La giusta distanza


Arthur Schopenhauer, nel suo “Parerga e paralipomena”, racconta la breve storiella di due porcospini che s'incontrano in un giorno d'inverno. Fa molto freddo e i due, per evitare di morire assiderati, decidono di accoccolarsi l'uno all'altro ma, appena ci provano, le spine che contornano i loro corpi ecco che producono un tale dolore da costringerli ad allontanarsi. Tuttavia, sta arrivando la notte, il freddo aumenta, e il bisogno di scaldarsi li porta nuovamente a cercare ognuno il calore dell'altro. Questa volta il dolore è così intenso, che i due fanno un balzo all'indietro, ma non demordono.

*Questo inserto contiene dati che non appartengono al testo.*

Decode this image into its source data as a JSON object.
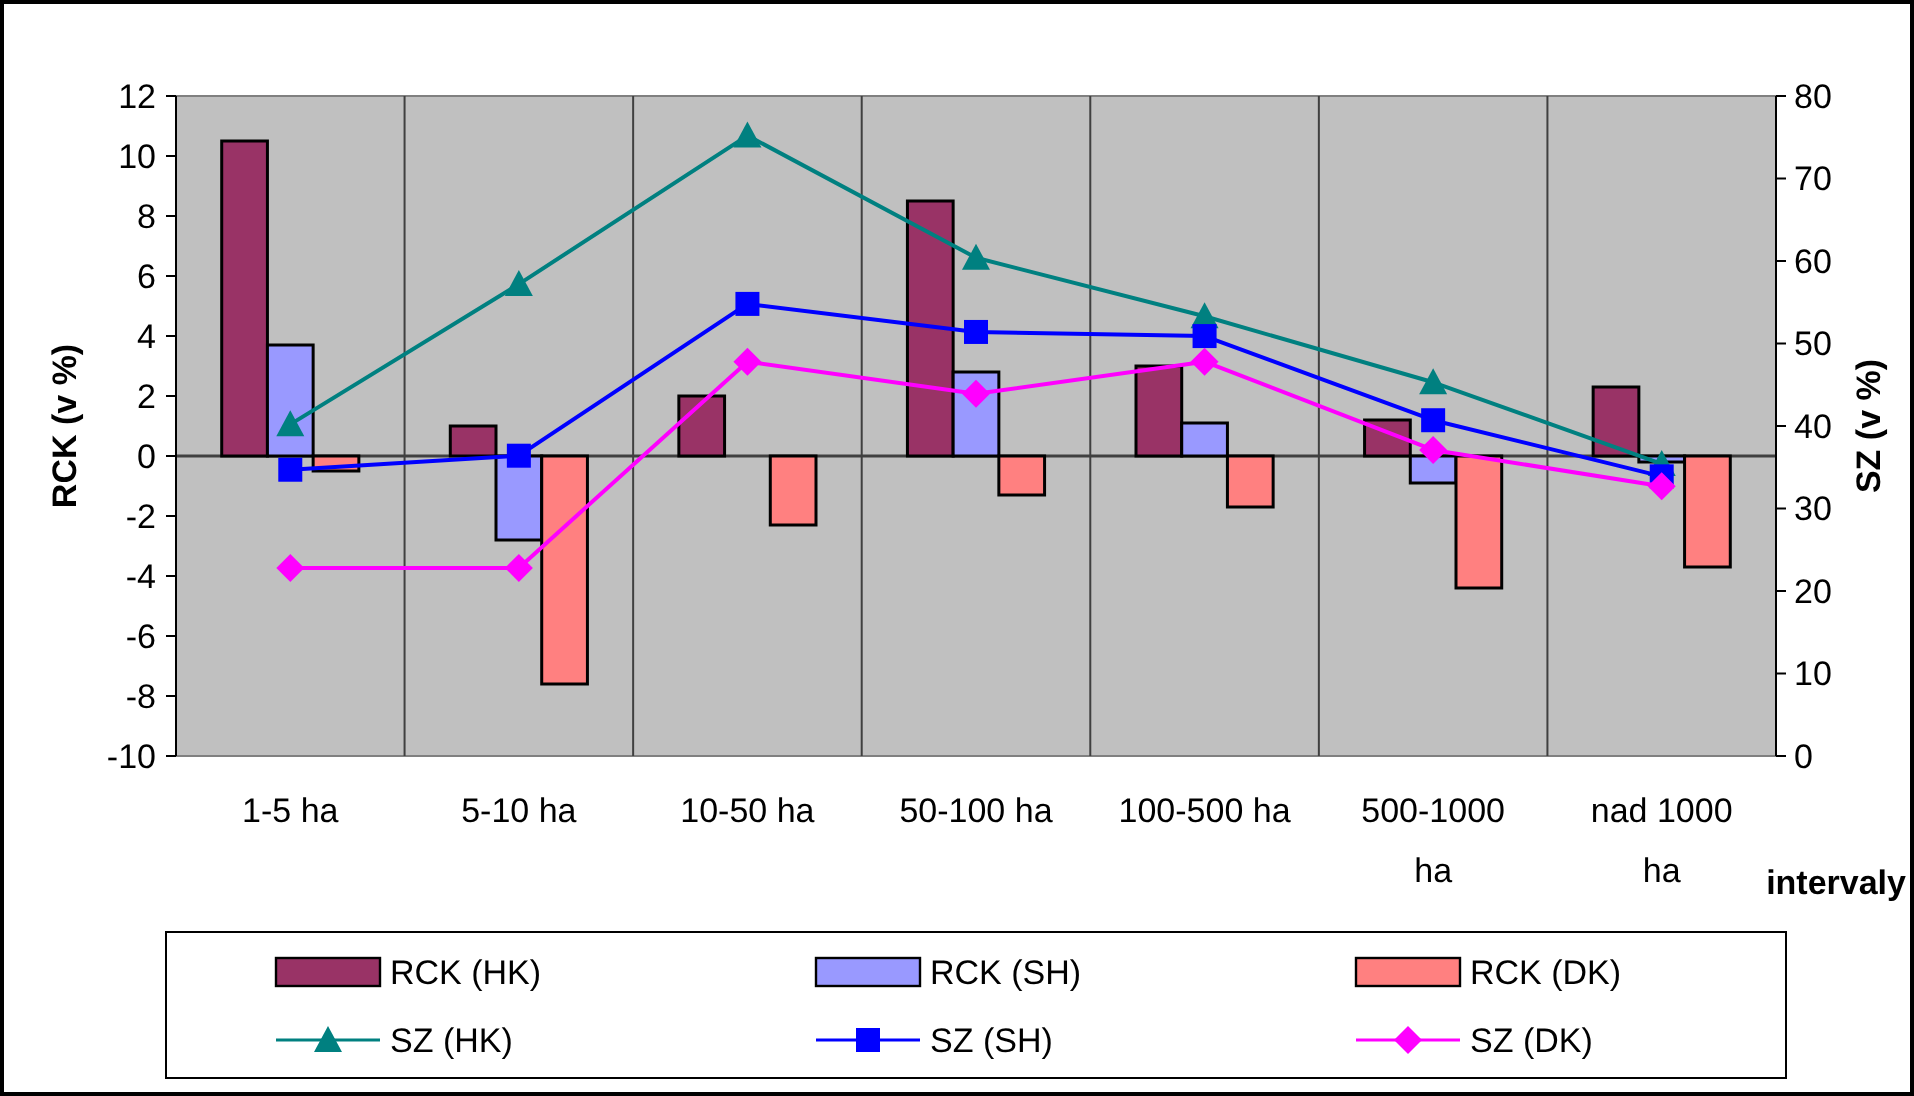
{
  "chart_data": {
    "type": "bar",
    "xlabel": "intervaly",
    "ylabel": "RCK (v %)",
    "y2label": "SZ (v %)",
    "categories": [
      "1-5 ha",
      "5-10 ha",
      "10-50 ha",
      "50-100 ha",
      "100-500 ha",
      "500-1000 ha",
      "nad 1000 ha"
    ],
    "series": [
      {
        "name": "RCK (HK)",
        "color": "#993366",
        "values": [
          10.5,
          1,
          2,
          8.5,
          3,
          1.2,
          2.3
        ]
      },
      {
        "name": "RCK (SH)",
        "color": "#9999ff",
        "values": [
          3.7,
          -2.8,
          0,
          2.8,
          1.1,
          -0.9,
          -0.2
        ]
      },
      {
        "name": "RCK (DK)",
        "color": "#ff8080",
        "values": [
          -0.5,
          -7.6,
          -2.3,
          -1.3,
          -1.7,
          -4.4,
          -3.7
        ]
      },
      {
        "name": "SZ (HK)",
        "type": "line",
        "axis": "y2",
        "marker": "triangle",
        "color": "#008080",
        "values": [
          40.2,
          57.2,
          75.2,
          60.4,
          53.3,
          45.3,
          35.4
        ]
      },
      {
        "name": "SZ (SH)",
        "type": "line",
        "axis": "y2",
        "marker": "square",
        "color": "#0000ff",
        "values": [
          34.7,
          36.4,
          54.8,
          51.4,
          50.9,
          40.7,
          33.9
        ]
      },
      {
        "name": "SZ (DK)",
        "type": "line",
        "axis": "y2",
        "marker": "diamond",
        "color": "#ff00ff",
        "values": [
          22.8,
          22.8,
          47.8,
          43.9,
          47.8,
          37.1,
          32.7
        ]
      }
    ],
    "ylim": [
      -10,
      12
    ],
    "yticks": [
      -10,
      -8,
      -6,
      -4,
      -2,
      0,
      2,
      4,
      6,
      8,
      10,
      12
    ],
    "y2lim": [
      0,
      80
    ],
    "y2ticks": [
      0,
      10,
      20,
      30,
      40,
      50,
      60,
      70,
      80
    ],
    "grid": "x",
    "legend": "bottom"
  }
}
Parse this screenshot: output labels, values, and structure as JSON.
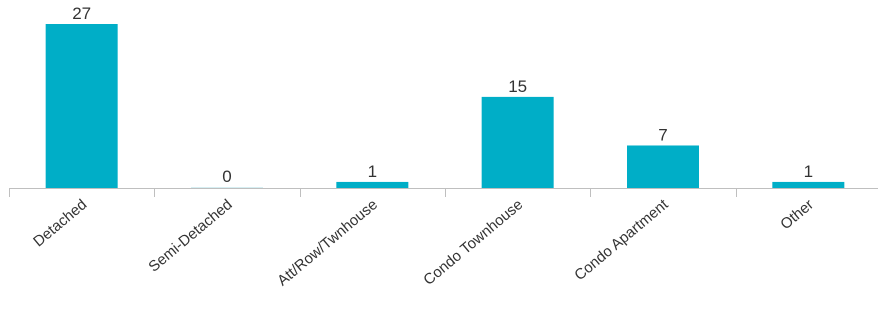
{
  "chart_data": {
    "type": "bar",
    "categories": [
      "Detached",
      "Semi-Detached",
      "Att/Row/Twnhouse",
      "Condo Townhouse",
      "Condo Apartment",
      "Other"
    ],
    "values": [
      27,
      0,
      1,
      15,
      7,
      1
    ],
    "ylim": [
      0,
      27
    ],
    "grid": false,
    "legend": "none",
    "bar_color": "#00AEC7",
    "axis_color": "#bfbfbf",
    "label_color": "#333333"
  }
}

Ci riprovano: ancora e ancora e, piano piano, trovano una distanza adeguata: la migliore, affinché dolore e piacere siano sufficientemente commisurati in una giusta dose di ben-essere.

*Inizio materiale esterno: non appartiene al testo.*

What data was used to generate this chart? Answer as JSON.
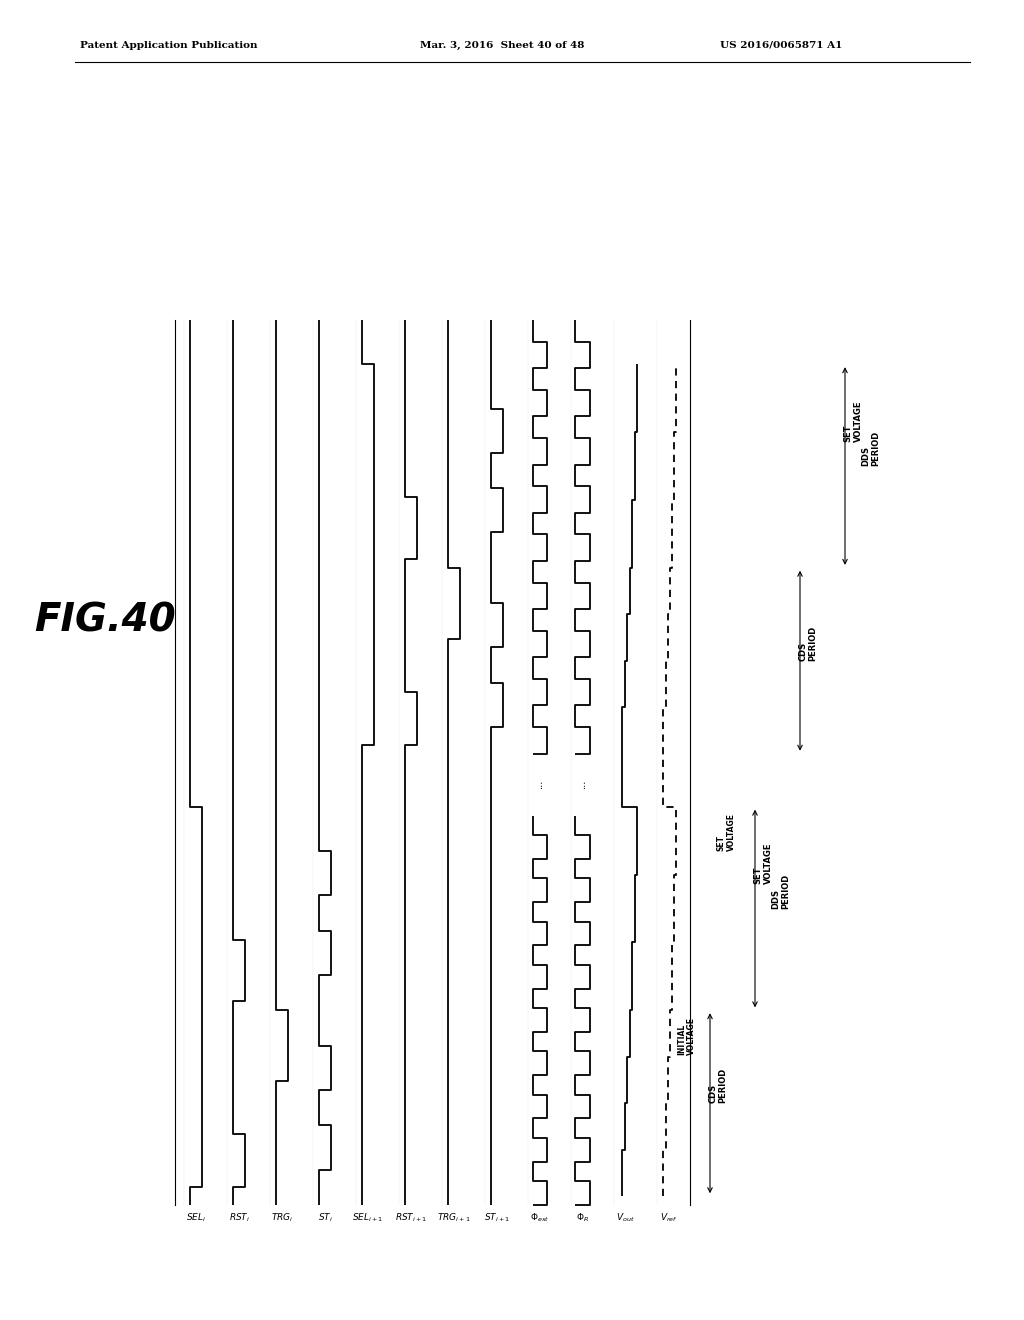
{
  "header_left": "Patent Application Publication",
  "header_mid": "Mar. 3, 2016  Sheet 40 of 48",
  "header_right": "US 2016/0065871 A1",
  "bg_color": "#ffffff",
  "fig_label": "FIG.40"
}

Ecco una bella metafora del lavoro del mediatore familiare: aiutare la coppia in crisi a trovare la giusta distanza affinché dolore e piacere siano sufficientemente commisurati in una giusta dose di ben-essere.

L'uomo è un animale sociale, ma vivere con l'Altro non è mai cosa semplice, anzi. 
L'Altro è altro da me, ed è solo accettando che l'Altro mi alteri, mi comprometta, mi metta in discussione, che posso riuscire a convivere con lui e fare, d'ogni nostro incontro, un'occasione in cui la distanza tra me e l'Altro diventa percorso e pretesto per crescere, per divenire ciò che non sono.

Quando questo non accade più, ecco arrivare la crisi. E' allora che interviene il mediatore familiare, con l'obiettivo non di separare, come vorrebbero alcuni inutili dogmi della teoria della mediazione, bensì col proposito di aiutare la parti a trovare una nuova distanza differente da quella coniugale; la giusta distanza affinché dolore e piacere siano sufficientemente commisurati in una giusta dose di ben-essere.